One of the factors weighing on the REIT is the news that e-commerce giant Amazon (AMZN -0.35%) has more than enough warehouse capacity to meet its needs. While Amazon is STAG's largest tenant, the e-commerce giant only supplies 3.2% of its annual base rent, given the overall diversification of Stag's industrial portfolio. Meanwhile, even though Amazon has plenty of capacity, demand for industrial real estate remains strong because of the growing adoption of e-commerce, inventory management practice changes, and supply chain issues.
Because of those catalysts, Stag's buildings remain in high demand. Retention of existing tenants was a strong 58.4% in the first quarter, keeping occupancy high at 97.3% while driving double-digit rental rate growth. Meanwhile, the REIT continues to find attractive acquisition opportunities. These factors should enable Stag to continue growing its cash flow, putting its attractive dividend on an even firmer long-term foundation.
An eye-popping income stream
STORE Capital's stock price has tumbled almost 25% from its peak to start the year. That sell-off has boosted its dividend yield from 4.5% to 5.9%. That's nearly double the yield offered by the average REIT.
That lower share price comes even though STORE Capital is firing on all cylinders. The company recently locked up some low-cost debt despite rising interest rates, giving it more funds to buy income-producing profit-center real estate. STORE now expects to buy between $1.3 billion and $1.5 billion in properties this year, which will help grow its adjusted funds from operations by 6.3% to 8.3% per share. That's an acceleration from its 5.7% compound annual rate since its initial public offering (IPO) in 2014.
That growing rental income will enable STORE Capital to continue increasing its dividend. It gave its investors a 6.9% raise last year and has grown the payout at a 6.1% compound annual rate since its IPO.

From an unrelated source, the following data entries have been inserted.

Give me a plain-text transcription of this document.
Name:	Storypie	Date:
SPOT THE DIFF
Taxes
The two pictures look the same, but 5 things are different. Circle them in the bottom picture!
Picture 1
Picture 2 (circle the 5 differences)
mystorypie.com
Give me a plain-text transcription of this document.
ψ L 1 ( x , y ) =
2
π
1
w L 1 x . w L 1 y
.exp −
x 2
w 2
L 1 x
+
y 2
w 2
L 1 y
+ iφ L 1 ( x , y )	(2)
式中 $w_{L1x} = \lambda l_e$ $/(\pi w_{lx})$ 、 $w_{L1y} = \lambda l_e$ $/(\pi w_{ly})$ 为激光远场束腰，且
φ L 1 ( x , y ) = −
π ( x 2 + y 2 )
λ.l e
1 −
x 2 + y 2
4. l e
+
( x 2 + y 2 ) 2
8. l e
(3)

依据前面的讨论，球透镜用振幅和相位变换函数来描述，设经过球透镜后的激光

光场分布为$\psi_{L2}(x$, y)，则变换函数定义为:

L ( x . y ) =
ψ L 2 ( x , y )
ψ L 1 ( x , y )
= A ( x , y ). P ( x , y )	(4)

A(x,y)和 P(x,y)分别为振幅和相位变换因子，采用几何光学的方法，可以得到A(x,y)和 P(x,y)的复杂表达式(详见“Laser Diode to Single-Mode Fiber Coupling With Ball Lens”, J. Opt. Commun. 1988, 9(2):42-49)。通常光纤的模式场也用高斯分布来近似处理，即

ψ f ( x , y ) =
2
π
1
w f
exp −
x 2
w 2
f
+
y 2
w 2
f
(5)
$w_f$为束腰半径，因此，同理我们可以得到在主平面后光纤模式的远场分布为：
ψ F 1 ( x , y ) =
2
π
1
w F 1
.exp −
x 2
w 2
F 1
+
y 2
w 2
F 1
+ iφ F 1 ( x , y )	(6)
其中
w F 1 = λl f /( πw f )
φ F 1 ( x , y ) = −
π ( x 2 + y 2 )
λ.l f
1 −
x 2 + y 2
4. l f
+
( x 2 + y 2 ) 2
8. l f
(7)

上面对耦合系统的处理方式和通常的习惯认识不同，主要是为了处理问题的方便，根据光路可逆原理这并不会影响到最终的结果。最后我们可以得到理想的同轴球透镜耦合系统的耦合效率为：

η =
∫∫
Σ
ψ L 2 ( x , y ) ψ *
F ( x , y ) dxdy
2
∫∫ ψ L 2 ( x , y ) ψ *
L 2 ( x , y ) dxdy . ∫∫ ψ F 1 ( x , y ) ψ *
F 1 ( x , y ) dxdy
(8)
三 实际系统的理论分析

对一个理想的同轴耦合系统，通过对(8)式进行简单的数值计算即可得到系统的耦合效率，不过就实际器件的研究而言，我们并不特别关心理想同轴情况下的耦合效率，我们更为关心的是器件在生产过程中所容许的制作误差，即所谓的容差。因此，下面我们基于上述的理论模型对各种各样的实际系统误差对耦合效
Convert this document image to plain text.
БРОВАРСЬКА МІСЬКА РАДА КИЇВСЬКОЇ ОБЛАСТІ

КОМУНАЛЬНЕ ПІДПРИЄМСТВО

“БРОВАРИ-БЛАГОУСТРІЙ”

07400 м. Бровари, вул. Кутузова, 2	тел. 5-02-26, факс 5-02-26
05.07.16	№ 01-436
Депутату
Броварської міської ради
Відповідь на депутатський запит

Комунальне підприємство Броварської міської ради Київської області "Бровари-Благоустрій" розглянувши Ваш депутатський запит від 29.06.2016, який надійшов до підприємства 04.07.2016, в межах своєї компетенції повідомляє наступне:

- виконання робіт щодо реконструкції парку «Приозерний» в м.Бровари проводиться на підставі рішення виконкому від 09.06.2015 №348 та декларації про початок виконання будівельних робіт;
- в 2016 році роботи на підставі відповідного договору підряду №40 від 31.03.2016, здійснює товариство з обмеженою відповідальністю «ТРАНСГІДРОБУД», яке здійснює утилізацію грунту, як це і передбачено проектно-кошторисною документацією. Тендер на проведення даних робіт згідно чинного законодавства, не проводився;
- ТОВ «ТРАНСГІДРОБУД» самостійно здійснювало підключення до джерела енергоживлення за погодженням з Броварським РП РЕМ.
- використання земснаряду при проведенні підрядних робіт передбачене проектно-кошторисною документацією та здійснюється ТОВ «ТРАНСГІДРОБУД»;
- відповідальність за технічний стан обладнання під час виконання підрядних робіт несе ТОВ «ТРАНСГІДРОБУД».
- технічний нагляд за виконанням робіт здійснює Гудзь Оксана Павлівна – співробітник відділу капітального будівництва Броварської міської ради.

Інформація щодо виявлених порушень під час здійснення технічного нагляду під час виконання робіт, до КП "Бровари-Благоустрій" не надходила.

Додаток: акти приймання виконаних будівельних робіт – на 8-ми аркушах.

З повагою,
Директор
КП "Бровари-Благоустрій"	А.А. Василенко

A great time to add some more income to your portfolio
The stock market sell-off, while challenging, is providing income-focused investors with some compelling opportunities. Shares of several high-quality REITs have tumbled, boosting their dividend yields. That means investors can increase their income by scooping up shares of top-notch REITs like Equity Residential, Stag Industrial, and STORE Capital while they're on sale.